From then on, the girls tried to limit the amount of time that their power generators spent together unsupervised. They also cultivated a network of informants and moles and played the generators against each other.
Their empire grew: seven PS4s, more games, a second franchise. Girl Scout troop 54 was enlisted as extra muscle and a reliable source of cheap cookies.
The school year ended and the girls all went to different elementary schools in the fall, but that only served to expand their power exponentially. New recruits were brought in from each of the schools the girls attended. At the height of their power, the Unicycle Gang had 42 members across town running four tree house arcades, and generating hundreds of dollars in revenue every month.
It didn't last.
Their fall came not in one climactic moment. There were no betrayals, no back stabbings. They weren't victims of their own hubris. Their descent into irrelevance was gradual. The kids in their neighborhood just moved on.

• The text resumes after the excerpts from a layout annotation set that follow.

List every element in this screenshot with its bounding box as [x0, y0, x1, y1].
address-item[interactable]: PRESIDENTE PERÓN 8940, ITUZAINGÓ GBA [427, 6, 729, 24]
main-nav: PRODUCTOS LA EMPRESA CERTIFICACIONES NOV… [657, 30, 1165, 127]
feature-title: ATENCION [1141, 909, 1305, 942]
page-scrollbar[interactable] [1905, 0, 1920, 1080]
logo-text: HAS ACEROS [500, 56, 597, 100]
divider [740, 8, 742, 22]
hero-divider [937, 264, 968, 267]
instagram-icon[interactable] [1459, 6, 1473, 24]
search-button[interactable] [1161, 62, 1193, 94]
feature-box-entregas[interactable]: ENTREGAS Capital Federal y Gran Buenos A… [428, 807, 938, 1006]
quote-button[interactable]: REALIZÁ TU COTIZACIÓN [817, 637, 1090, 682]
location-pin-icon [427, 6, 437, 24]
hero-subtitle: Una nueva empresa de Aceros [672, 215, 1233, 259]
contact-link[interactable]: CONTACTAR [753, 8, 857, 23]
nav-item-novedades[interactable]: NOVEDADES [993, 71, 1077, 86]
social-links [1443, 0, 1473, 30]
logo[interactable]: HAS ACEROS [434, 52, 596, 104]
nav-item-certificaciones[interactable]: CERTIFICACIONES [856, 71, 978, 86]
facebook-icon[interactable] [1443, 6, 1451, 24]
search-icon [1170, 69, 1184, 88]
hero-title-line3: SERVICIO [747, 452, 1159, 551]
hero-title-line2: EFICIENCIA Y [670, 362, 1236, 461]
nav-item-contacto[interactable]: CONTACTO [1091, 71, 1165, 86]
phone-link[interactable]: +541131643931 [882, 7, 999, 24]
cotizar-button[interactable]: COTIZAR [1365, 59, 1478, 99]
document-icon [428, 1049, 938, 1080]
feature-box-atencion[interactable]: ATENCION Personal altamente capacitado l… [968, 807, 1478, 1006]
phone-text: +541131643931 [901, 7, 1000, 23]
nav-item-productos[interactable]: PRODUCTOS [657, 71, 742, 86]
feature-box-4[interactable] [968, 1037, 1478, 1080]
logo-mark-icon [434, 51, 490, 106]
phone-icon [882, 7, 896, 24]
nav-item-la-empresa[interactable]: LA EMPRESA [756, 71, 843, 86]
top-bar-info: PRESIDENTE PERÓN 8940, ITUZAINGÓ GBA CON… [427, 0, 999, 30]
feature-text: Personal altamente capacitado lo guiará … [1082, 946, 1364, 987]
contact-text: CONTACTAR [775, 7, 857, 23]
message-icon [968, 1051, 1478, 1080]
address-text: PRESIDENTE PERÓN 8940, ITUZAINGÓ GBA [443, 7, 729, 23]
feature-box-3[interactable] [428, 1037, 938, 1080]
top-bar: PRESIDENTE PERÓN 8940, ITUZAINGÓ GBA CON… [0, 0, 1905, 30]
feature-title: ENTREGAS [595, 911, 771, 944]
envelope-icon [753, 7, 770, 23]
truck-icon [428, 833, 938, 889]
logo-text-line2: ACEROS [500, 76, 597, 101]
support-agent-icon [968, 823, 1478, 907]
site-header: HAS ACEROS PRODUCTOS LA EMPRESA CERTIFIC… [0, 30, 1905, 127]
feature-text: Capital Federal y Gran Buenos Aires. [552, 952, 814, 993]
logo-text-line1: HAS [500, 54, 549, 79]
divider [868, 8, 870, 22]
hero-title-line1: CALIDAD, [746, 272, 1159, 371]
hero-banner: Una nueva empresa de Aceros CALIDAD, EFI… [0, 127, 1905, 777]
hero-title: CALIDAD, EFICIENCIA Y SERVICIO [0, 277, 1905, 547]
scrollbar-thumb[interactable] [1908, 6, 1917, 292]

They got burned out on PS4 and snow cones, and joined Little League. They discovered ponies, took piano lessons, joined the Boy Scouts, and found other things to do. And by about a year after they had come to power, the Unicycle Gang had almost completely disbanded.
Ask them about the Unicycle Gang now, and most of the kids from that time will claim that they don't know what you're talking about. But there was a time when the Sandra Day Unicycle Gang was the most feared prepubescent gang in town.